Shared hosting yang kita gunakan adalah Hostdata.id dengan paket Developer (Rp20.000/bulan) dengan Direct Admin panel. Seharusnya menggunakan paket yang Starter (Rp10.000/bulan) atau Profesional (Rp30.000/bulan) juga sama saja.
Persiapan
Untuk itu, kita pastikan sudah melakukan beberapa hal berikut.
- Build aplikasi berbasis Nitro di lokal. Pada contoh kali ini, kita tidak menggunakan database apa pun.
- Memiliki akun Hostdata.id dan memiliki paket aktif, setidaknya paket Starter.
- Sudah membuat subdomain dengan SSL aktif serta men-Setup Node.js App di domain tersebut. Pada contoh kali ini, kita menggunakan subdomain hellonitro.muslimaswaja.my.id dan menempatkannya di direktori app/hellonitro. Startup file yang kita gunakan di sini adalah server.js.
Untuk contoh konfigurasi di Setup Node.js App-nya, kita bisa menggunakan contoh seperti berikut.
Langkah-langkah
Jika sudah, silakan ikuti langkah-langkah berikut ini.
Pertama, kompres isi dari direktori .output dalam proyek Nitro Anda ke dalam format *.zip.
Jika menggunakan Windows 11, Anda bisa langsung memilih semua file (misal menekan kombinasi Ctrl + A), klik kanan pada salah satu file, kemudian klik Compress to..., kemudian pilih ZIP File untuk melakukan ini.
Berikut adalah hasil contoh hasil kompresannya.
Kedua, upload file *.zip tersebut ke direktori app/hellonitro menggunakan File Manager di Direct Admin.
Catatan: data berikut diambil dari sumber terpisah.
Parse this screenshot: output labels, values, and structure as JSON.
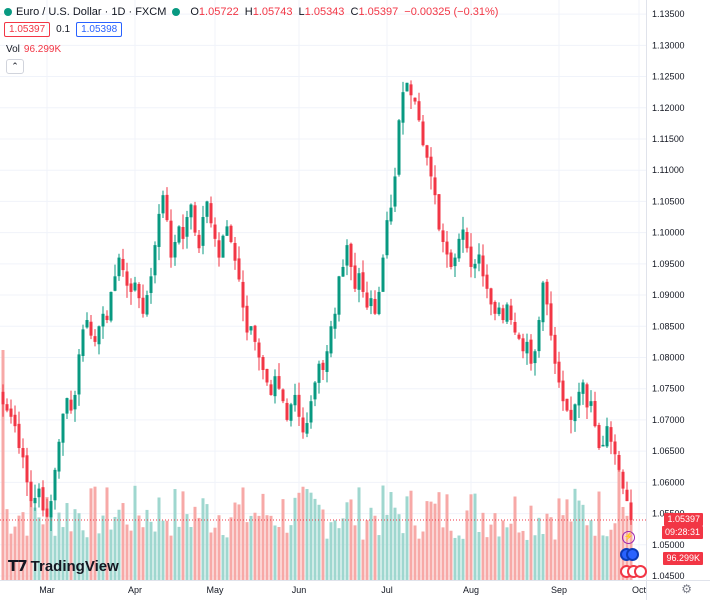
{
  "header": {
    "symbol": "Euro / U.S. Dollar · 1D · FXCM",
    "open_label": "O",
    "open": "1.05722",
    "high_label": "H",
    "high": "1.05743",
    "low_label": "L",
    "low": "1.05343",
    "close_label": "C",
    "close": "1.05397",
    "change": "−0.00325 (−0.31%)",
    "bid": "1.05397",
    "spread": "0.1",
    "ask": "1.05398"
  },
  "volume": {
    "label": "Vol",
    "value": "96.299K"
  },
  "last_price_badge": {
    "price": "1.05397",
    "countdown": "09:28:31"
  },
  "volume_badge": "96.299K",
  "brand": "TradingView",
  "colors": {
    "up": "#089981",
    "down": "#f23645",
    "vol_up": "#9fd7cf",
    "vol_down": "#f7a9a7",
    "grid": "#f0f3fa"
  },
  "icons": [
    "settings-icon",
    "lightning-icon",
    "event-icon",
    "flag-icon"
  ],
  "chart_data": {
    "type": "candlestick",
    "symbol": "EURUSD",
    "timeframe": "1D",
    "xlabel": "",
    "ylabel": "",
    "ylim": [
      1.045,
      1.1355
    ],
    "y_ticks": [
      1.045,
      1.05,
      1.055,
      1.06,
      1.065,
      1.07,
      1.075,
      1.08,
      1.085,
      1.09,
      1.095,
      1.1,
      1.105,
      1.11,
      1.115,
      1.12,
      1.125,
      1.13,
      1.135
    ],
    "y_tick_labels": [
      "1.04500",
      "1.05000",
      "1.05500",
      "1.06000",
      "1.06500",
      "1.07000",
      "1.07500",
      "1.08000",
      "1.08500",
      "1.09000",
      "1.09500",
      "1.10000",
      "1.10500",
      "1.11000",
      "1.11500",
      "1.12000",
      "1.12500",
      "1.13000",
      "1.13500"
    ],
    "x_tick_labels": [
      "Mar",
      "Apr",
      "May",
      "Jun",
      "Jul",
      "Aug",
      "Sep",
      "Oct"
    ],
    "x_tick_index": [
      11,
      33,
      53,
      74,
      96,
      117,
      139,
      159
    ],
    "closes": [
      1.0725,
      1.0715,
      1.0705,
      1.069,
      1.0655,
      1.064,
      1.06,
      1.057,
      1.0575,
      1.059,
      1.0555,
      1.0545,
      1.057,
      1.062,
      1.0665,
      1.071,
      1.0735,
      1.0715,
      1.074,
      1.0805,
      1.0845,
      1.086,
      1.0835,
      1.0825,
      1.085,
      1.087,
      1.086,
      1.0905,
      1.093,
      1.096,
      1.094,
      1.0915,
      1.0905,
      1.092,
      1.0895,
      1.087,
      1.09,
      1.093,
      1.098,
      1.103,
      1.106,
      1.102,
      1.096,
      1.0985,
      1.101,
      1.099,
      1.1025,
      1.1045,
      1.1,
      1.0975,
      1.1025,
      1.105,
      1.1015,
      1.099,
      1.096,
      1.0995,
      1.101,
      1.0985,
      1.0955,
      1.0925,
      1.088,
      1.084,
      1.085,
      1.0825,
      1.08,
      1.078,
      1.076,
      1.074,
      1.077,
      1.075,
      1.073,
      1.07,
      1.0725,
      1.074,
      1.0705,
      1.068,
      1.0695,
      1.073,
      1.076,
      1.079,
      1.078,
      1.081,
      1.085,
      1.087,
      1.093,
      1.0945,
      1.098,
      1.0945,
      1.091,
      1.0935,
      1.0905,
      1.088,
      1.0895,
      1.087,
      1.0905,
      1.096,
      1.102,
      1.104,
      1.109,
      1.118,
      1.1225,
      1.124,
      1.122,
      1.121,
      1.118,
      1.114,
      1.112,
      1.109,
      1.106,
      1.1005,
      1.0985,
      1.0965,
      1.0945,
      1.096,
      1.099,
      1.1005,
      1.0975,
      1.0945,
      1.095,
      1.0965,
      1.093,
      1.091,
      1.0885,
      1.087,
      1.088,
      1.086,
      1.0885,
      1.086,
      1.084,
      1.083,
      1.081,
      1.0825,
      1.079,
      1.081,
      1.086,
      1.092,
      1.0885,
      1.0835,
      1.079,
      1.076,
      1.073,
      1.0715,
      1.07,
      1.0725,
      1.0745,
      1.076,
      1.072,
      1.073,
      1.069,
      1.0655,
      1.066,
      1.069,
      1.0665,
      1.0645,
      1.062,
      1.059,
      1.057,
      1.05397
    ],
    "volume_last": 96299
  }
}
Anda bisa melakukan ini dengan pertama-tama membuka File Manager di Direct Admin, kemudian masuk ke direktori tempat aplikasi Node.js kita disimpan. Pada contoh kali ini (seperti yang sudah saya beri tahu di awal) adalah di app/hellonitro. Nah, di sini, kita bisa langsung drag-and-drop file *.zip yang telah kita buat pada langkah pertama tadi. Berikut adalah contoh prosesnya.
Kemudian, tekan tombol START UPLOAD ketika muncul tampilan seperti berikut.
Jika upload berhasil, Anda akan bisa melihat hasil upload-nya di direktori tersebut.
Ketiga, ekstrak file *.zip tersebut di dalam direktori yang sama.
Kita bisa melakukannya dengan mengklik kanan file *.zip yang baru kita upload, kemudian kita pilih Extract.
Ketika muncul dialog seperti ini, klik EXTRACT.
Keempat, ubah isi dari file server.js menjadi seperti berikut.
Ini dia snippet yang bisa kita copy-paste.
process.env.TEST = 'true';
import('./server/index.mjs').catch(err => {
console.error('Failed to load Nitro:', err);
});
Kita bisa melakukannya dengan mengklik dua kali pada file server.js, kemudian menempelkan kode di atas. Omong-omong, dalam proses saya mencari tahu saya cara men-deploy ini, bagian process.env.TEST = 'true'; ini penting agar tidak error.
Ujicoba
Mari kita coba akses di browser.
Kita bisa juga mengklik tombol Click me to call /api/hello untuk mencoba apakah pemanggilan API berhasil. Jangan kaget jika mungkin tulisan yang muncul berbeda dengan milik Anda karena memang saya sudah melakukan sedikit modifikasi.
Selamat! Aplikasi berbasis Nitro Anda berhasil di-deploy.
Penutup
Jika Anda merasa ada bagian yang kurang jelas atau ada yang perlu ditanyakan, silakan tinggalkan pertanyaan di kolom komentar.
Semoga bermanfaat.
Wallahul muwaafiq ilaa aqwaamith thooriq.